Empezamos a operar y no paramos hasta el día de la rendición, que fue el 14 de junio. Ahí embarcamos a 165 heridos en una hora y media; fue tremendo. La capacidad del buque estaba colapsada y estuvimos dos días y medio sin descansar. Hubo un momento en el que las olas alcanzaban los 5 o 6 metros, y el Irízar, que es un buque rompehielos, se movía muchísimo. Fue uno de los únicos momentos en los que me descompuse por el movimiento. Hubo pacientes a los que tuvimos que ponerles sueros porque no comían, además de lidiar con heridas y pérdida de sangre.
-A pesar de ser médico, ¿Hubo momentos en dónde te sentiste impresionado por los casos en algunos heridos?

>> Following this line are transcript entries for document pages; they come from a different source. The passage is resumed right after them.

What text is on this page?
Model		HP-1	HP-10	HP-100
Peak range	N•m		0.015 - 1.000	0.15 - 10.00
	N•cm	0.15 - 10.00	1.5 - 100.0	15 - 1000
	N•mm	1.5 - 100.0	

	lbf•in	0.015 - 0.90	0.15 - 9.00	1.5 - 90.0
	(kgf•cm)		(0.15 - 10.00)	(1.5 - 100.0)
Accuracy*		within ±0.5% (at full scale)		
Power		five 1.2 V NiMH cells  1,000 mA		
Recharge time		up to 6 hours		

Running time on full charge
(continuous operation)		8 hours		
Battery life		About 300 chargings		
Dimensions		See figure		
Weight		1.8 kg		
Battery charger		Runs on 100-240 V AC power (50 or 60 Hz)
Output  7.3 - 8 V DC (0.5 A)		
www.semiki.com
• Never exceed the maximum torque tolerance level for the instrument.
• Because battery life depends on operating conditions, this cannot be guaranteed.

Tuvimos muchos casos que nos impresionaron. En un momento, dejamos de operar porque se soltó la mesa de cirugía, la cual se movía de un lado para otro debido al movimiento del buque. Tratábamos de sostenerla para evitar que el paciente cayera, hasta que pasó el temporal. La mayoría de las heridas eran traumatológicas, y no teníamos médicos traumatólogos. El 90% de las heridas eran de este tipo. Aquellos con heridas en la cabeza o en el pecho no llegaban debido a la falta de poder logístico y de traslado. La mayoría llegaba herida en sus extremidades. Hubo un caso en el que operamos un húmero que estaba partido en cinco partes. Nos arreglábamos con lo que teníamos en ese momento, y me impactó mucho porque a través de la herida se podía ver el otro lado de la camilla. Afortunadamente, el brazo pudo ser salvado.
-Con respecto al regreso después de la guerra, ¿Tuvieron algún reconocimiento?

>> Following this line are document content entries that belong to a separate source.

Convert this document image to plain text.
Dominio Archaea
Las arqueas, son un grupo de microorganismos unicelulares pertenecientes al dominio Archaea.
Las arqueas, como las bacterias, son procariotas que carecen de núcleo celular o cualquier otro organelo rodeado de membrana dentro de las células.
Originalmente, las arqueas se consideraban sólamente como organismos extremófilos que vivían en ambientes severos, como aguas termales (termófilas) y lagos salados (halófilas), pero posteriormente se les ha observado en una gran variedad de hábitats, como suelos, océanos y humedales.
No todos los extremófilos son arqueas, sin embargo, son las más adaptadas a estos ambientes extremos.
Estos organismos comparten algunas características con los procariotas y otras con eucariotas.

Llegué el 22 de junio, apenas 10 días después del fin de la guerra. Tuvimos que realizar tareas de salvamento y brindar apoyo médico. Cuando llegamos aquí, empezaron a no reconocernos. Algunos cuentan que iban al hospital y les decían que fueran a hospitales de la fuerza, o cuando buscaban trabajo les decían “loquitos de la guerra”, y no les daban empleo. Cada uno hizo lo que tenía que hacer y eso es motivo de orgullo. Debemos sentirnos orgullosos de haber contribuido con la patria. Ahora se percibe más el apoyo y el respeto de la sociedad. Deberíamos haber sido recibido como héroes y eso no pasó.

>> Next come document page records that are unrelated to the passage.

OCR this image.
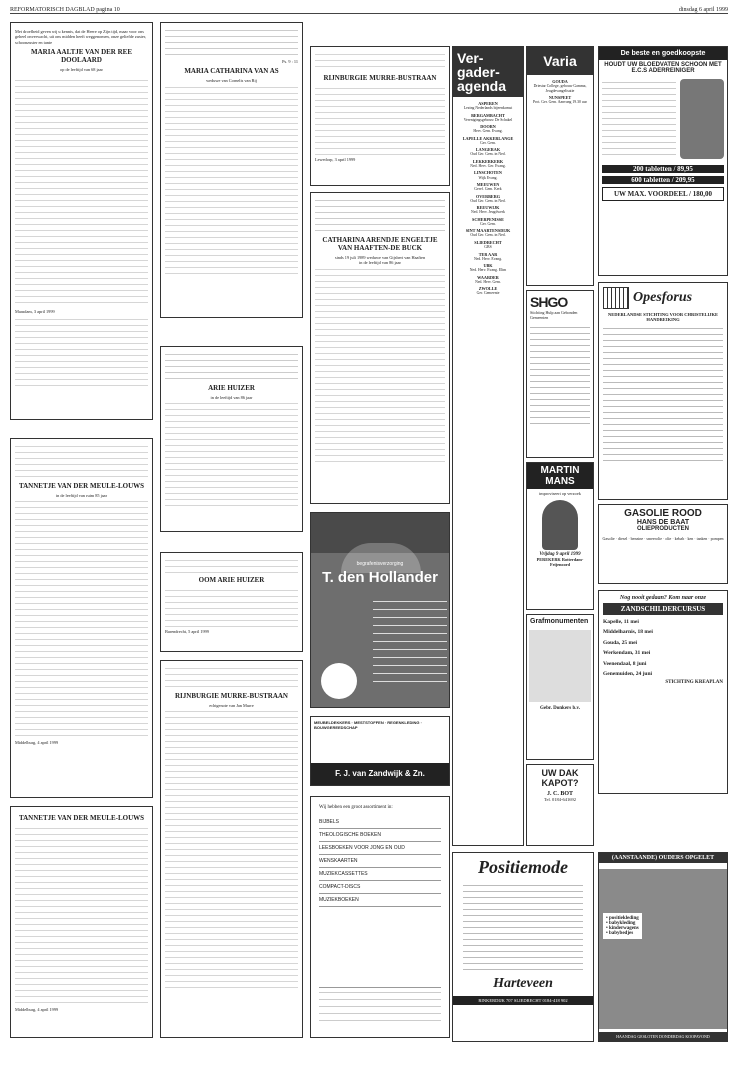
REFORMATORISCH DAGBLAD pagina 10	dinsdag 6 april 1999
Met droefheid geven wij u kennis, dat de Heere op Zijn tijd, maar voor ons geheel onverwacht, uit ons midden heeft weggenomen, onze geliefde zuster, schoonzuster en tante
MARIA AALTJE VAN DER REE DOOLAARD
op de leeftijd van 68 jaar
Maasdam, 3 april 1999
TANNETJE VAN DER MEULE-LOUWS
in de leeftijd van ruim 85 jaar
Middelburg, 4 april 1999
TANNETJE VAN DER MEULE-LOUWS
Middelburg, 4 april 1999
Ps. 9 : 11
MARIA CATHARINA VAN AS
weduwe van Cornelis van Rij
ARIE HUIZER
in de leeftijd van 86 jaar
OOM ARIE HUIZER
Barendrecht, 5 april 1999
RIJNBURGIE MURRE-BUSTRAAN
echtgenote van Jan Murre
RIJNBURGIE MURRE-BUSTRAAN
Lewedorp, 3 april 1999
CATHARINA ARENDJE ENGELTJE VAN HAAFTEN-DE BUCK
sinds 19 juli 1989 weduwe van Gijsbert van Haaften
in de leeftijd van 86 jaar
begrafenisverzorging
T. den Hollander
MEUBELDEKKERS · MESTSTOFFEN · REGENKLEDING · BOUWGEREEDSCHAP
F. J. van Zandwijk & Zn.
Wij hebben een groot assortiment in:
BIJBELS
THEOLOGISCHE BOEKEN
LEESBOEKEN VOOR JONG EN OUD
WENSKAARTEN
MUZIEKCASSETTES
COMPACT-DISCS
MUZIEKBOEKEN
Ver-gader-agenda
ASPEREN
Lezing Nederlands bijeenkomst
BERGAMBACHT
Verenigingsgebouw De Schakel
DOORN
Herv. Gem. Evang.
LAPELLE AKKERLANGE
Ger. Gem.
LANGERAK
Oud Ger. Gem. in Ned.
LEKKERKERK
Ned. Herv. Ger. Evang.
LINSCHOTEN
Wijk Evang.
MEEUWEN
Geref. Gem. Kerk
OVERBERG
Oud Ger. Gem. in Ned.
REEUWIJK
Ned. Herv. Jeugdwerk
SCHERPENISSE
Ger. Gem.
SINT MAARTENSDIJK
Oud Ger. Gem. in Ned.
SLIEDRECHT
GBS
TER AAR
Ned. Herv. Evang.
UBK
Ned. Herv. Evang. Elim
WAARDER
Ned. Herv. Gem.
ZWOLLE
Ger. Gemeente
Varia
GOUDA
Driestar College, gebouw Gamma, Jeugdevangelisatie
NUNSPEET
Prot. Ger. Gem. Aanvang 19.30 uur
SHGO
Stichting Hulp aan Gebonden Gemeenten
MARTIN MANS
improviseert op verzoek
Vrijdag 9 april 1999
PEREKERK Rotterdam-Feijenoord
Grafmonumenten
Gebr. Donkers b.v.
UW DAK KAPOT?
J. C. BOT
Tel. 0184-641692
De beste en goedkoopste
HOUDT UW BLOEDVATEN SCHOON MET E.C.S ADERREINIGER
200 tabletten / 89,95
600 tabletten / 209,95
UW MAX. VOORDEEL / 180,00
Opesforus
NEDERLANDSE STICHTING VOOR CHRISTELIJKE HANDREIKING
GASOLIE ROOD
HANS DE BAAT
OLIEPRODUCTEN
Gasolie · diesel · benzine · smeerolie · olie · kebab · ken · tanken · pompen
Nog nooit gedaan? Kom naar onze
ZANDSCHILDERCURSUS
Kapelle, 11 mei
Middelharnis, 18 mei
Gouda, 25 mei
Werkendam, 31 mei
Veenendaal, 8 juni
Genemuiden, 24 juni
STICHTING KREAPLAN
Positiemode
Harteveen
RINKERDIJK 707 SLIEDRECHT 0184-418 902
(AANSTAANDE) OUDERS OPGELET
• positiekleding
• babykleding
• kinderwagens
• babybedjes
HAANDAG GESLOTEN DONDERDAG KOOPAVOND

-Usted fue compañero de camarote del piloto Marcelo Márquez, quien atacó y hundió una fragata británica y luego fue derribado, ¿Cómo era su relación con él?
Marcelo Márquez era mi hermano, era un duro en el buen sentido, especialmente en momentos de máxima tensión y crisis, cuando el estrés alcanzaba su punto máximo y no sabíamos qué podía pasar. En esos momentos se forjaba un vínculo profundo, ya que nos defendíamos mutuamente a muerte. Cuando regresé a Malvinas en 2015, tuve que sacar mi pasaporte. Muchos excombatientes no quieren ir porque dicen que estaríamos pidiendo permiso a esos piratas. Sin embargo, yo fui porque lo necesitaba. Fue un momento poderoso para nosotros volver allí. Al regresar, pasé por Ushuaia, en la Patagonia, donde hay memoriales tremendos, incluido uno en honor a Márquez. Mi eterno homenaje al piloto Arca, el capitán Philipi, Márquez y como ellos dicen, no somos héroes. Nosotros tuvimos la suerte de cumplir con el deber, con lo que el país había invertido en nosotros, y tratamos de devolverle lo que nos dio. Los héroes son los que se quedaron allá.